The Metro study could take up to two years, officials said.

Meanwhile, a trolley proposal has emerged in Tempe that has triggered some enthusiasm in the business community.

Stan Nicpon, owner of Pizzera Uno, has spent the last several months pitching a trolley plan as a way to get more people downtown without building more parking lots and further clogging roads.

The trolley would run on Mill Avenue from the Phoenix Zoo to Kiwanis Park and on University Drive from the Price Freeway leg of Loop 101 to the Phoenix border.

Another trolley line could run on Rio Salado Parkway.

The trolley would let people park in distant lots and reach downtown quickly, Nicpon said.

The trolley system would cost one-third as much as light rail, which runs $60-$75 million a mile. And the construction would be far easier and faster than light rail, he said.
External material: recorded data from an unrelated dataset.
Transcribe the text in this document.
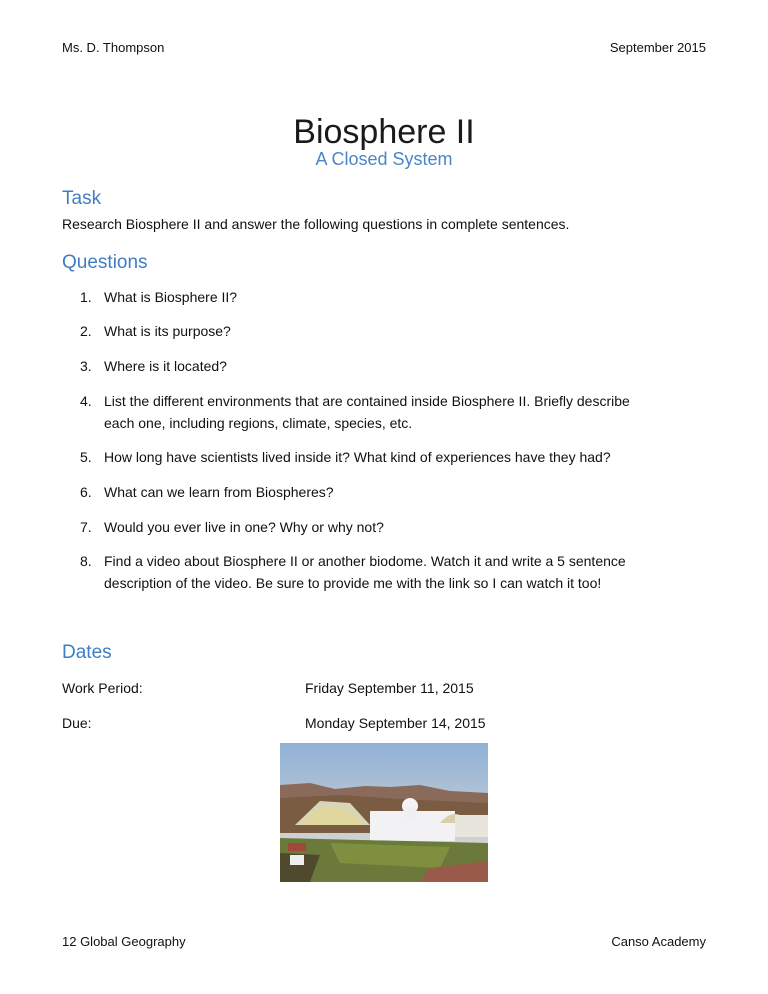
Ms. D. Thompson	September 2015
Biosphere II
A Closed System
Task
Research Biosphere II and answer the following questions in complete sentences.
Questions
1. What is Biosphere II?
2. What is its purpose?
3. Where is it located?
4. List the different environments that are contained inside Biosphere II. Briefly describe
each one, including regions, climate, species, etc.
5. How long have scientists lived inside it? What kind of experiences have they had?
6. What can we learn from Biospheres?
7. Would you ever live in one? Why or why not?
8. Find a video about Biosphere II or another biodome. Watch it and write a 5 sentence
description of the video. Be sure to provide me with the link so I can watch it too!
Dates
Work Period:	Friday September 11, 2015
Due:	Monday September 14, 2015
12 Global Geography	Canso Academy
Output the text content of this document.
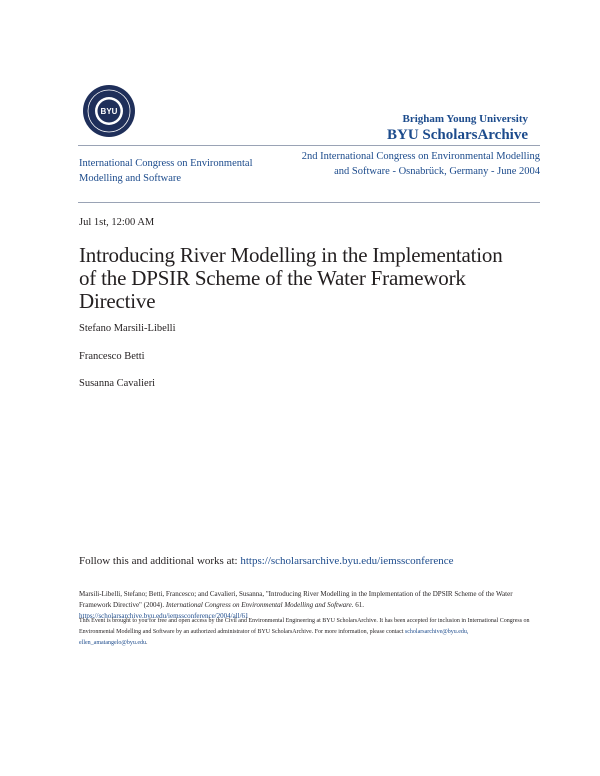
BYU
Brigham Young University
BYU ScholarsArchive
International Congress on Environmental Modelling and Software
2nd International Congress on Environmental Modelling and Software - Osnabrück, Germany - June 2004
Jul 1st, 12:00 AM
Introducing River Modelling in the Implementation of the DPSIR Scheme of the Water Framework Directive
Stefano Marsili-Libelli
Francesco Betti
Susanna Cavalieri
Follow this and additional works at: https://scholarsarchive.byu.edu/iemssconference
Marsili-Libelli, Stefano; Betti, Francesco; and Cavalieri, Susanna, "Introducing River Modelling in the Implementation of the DPSIR Scheme of the Water Framework Directive" (2004). International Congress on Environmental Modelling and Software. 61.
https://scholarsarchive.byu.edu/iemssconference/2004/all/61
This Event is brought to you for free and open access by the Civil and Environmental Engineering at BYU ScholarsArchive. It has been accepted for inclusion in International Congress on Environmental Modelling and Software by an authorized administrator of BYU ScholarsArchive. For more information, please contact scholarsarchive@byu.edu, ellen_amatangelo@byu.edu.
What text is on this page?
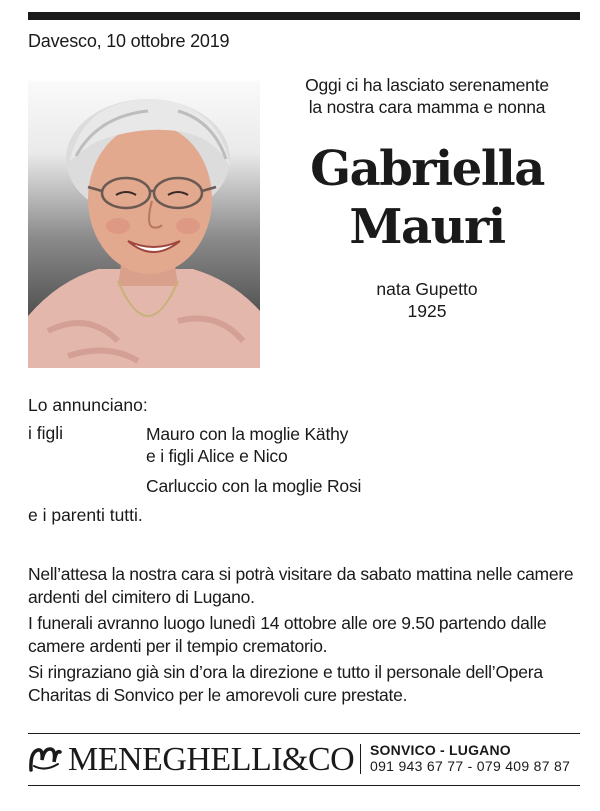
Davesco, 10 ottobre 2019
Oggi ci ha lasciato serenamente
la nostra cara mamma e nonna
Gabriella
Mauri
nata Gupetto
1925
Lo annunciano:
i figli	Mauro con la moglie Käthy
e i figli Alice e Nico
Carluccio con la moglie Rosi
e i parenti tutti.

Nell’attesa la nostra cara si potrà visitare da sabato mattina nelle camere ardenti del cimitero di Lugano.

I funerali avranno luogo lunedì 14 ottobre alle ore 9.50 partendo dalle camere ardenti per il tempio crematorio.

Si ringraziano già sin d’ora la direzione e tutto il personale dell’Opera Charitas di Sonvico per le amorevoli cure prestate.

MENEGHELLI&CO SONVICO - LUGANO
091 943 67 77 - 079 409 87 87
Nicpon said he got the idea by seeing how trolleys work in places like Portland, Ore.

“They are so slick, they are so sassy,” Nicpon said. “They’re just wonderful.”

The trolley plan received good reviews from the Downtown Tempe Community, which counts Nicpon as a member. Community group members haven’t taken a formal position but members thought it would help the area’s parking problems, said Kate Hastings, a community group spokeswoman.

“The linkages the trolley system would make are really phenomenal,” she said. “Generally speaking, I think everybody has a feeling that it’s a pretty good idea.”

Tempe Mayor Hugh Hallman said an initial city review confirmed Nicpon’s view that trolleys are far cheaper, and the mayor said the idea should be researched further. But other issues have to come first before the trolley plan gets a full-blown study, he said.

Part of the downtown congestion is from drivers who don’t take U.S. 60 or Interstate 10 because of the bottleneck at the Broadway curve. The city needs to know what improvements are in the works there so it knows whether downtown will still have lots of drivers passing through on long trips, Hallman said.

Also, Hallman said the city needs information from the larger Metro study to see what kind of transportation system that will produce. Even proposals for a regional commuter rail system need to be considered as part of the downtown issues, he said.

“The smaller, spot solutions don’t work very well unless we address the bigger picture traffic problems throughout Tempe, and that means dealing with the bigger picture across the south East Valley,” Hallman said.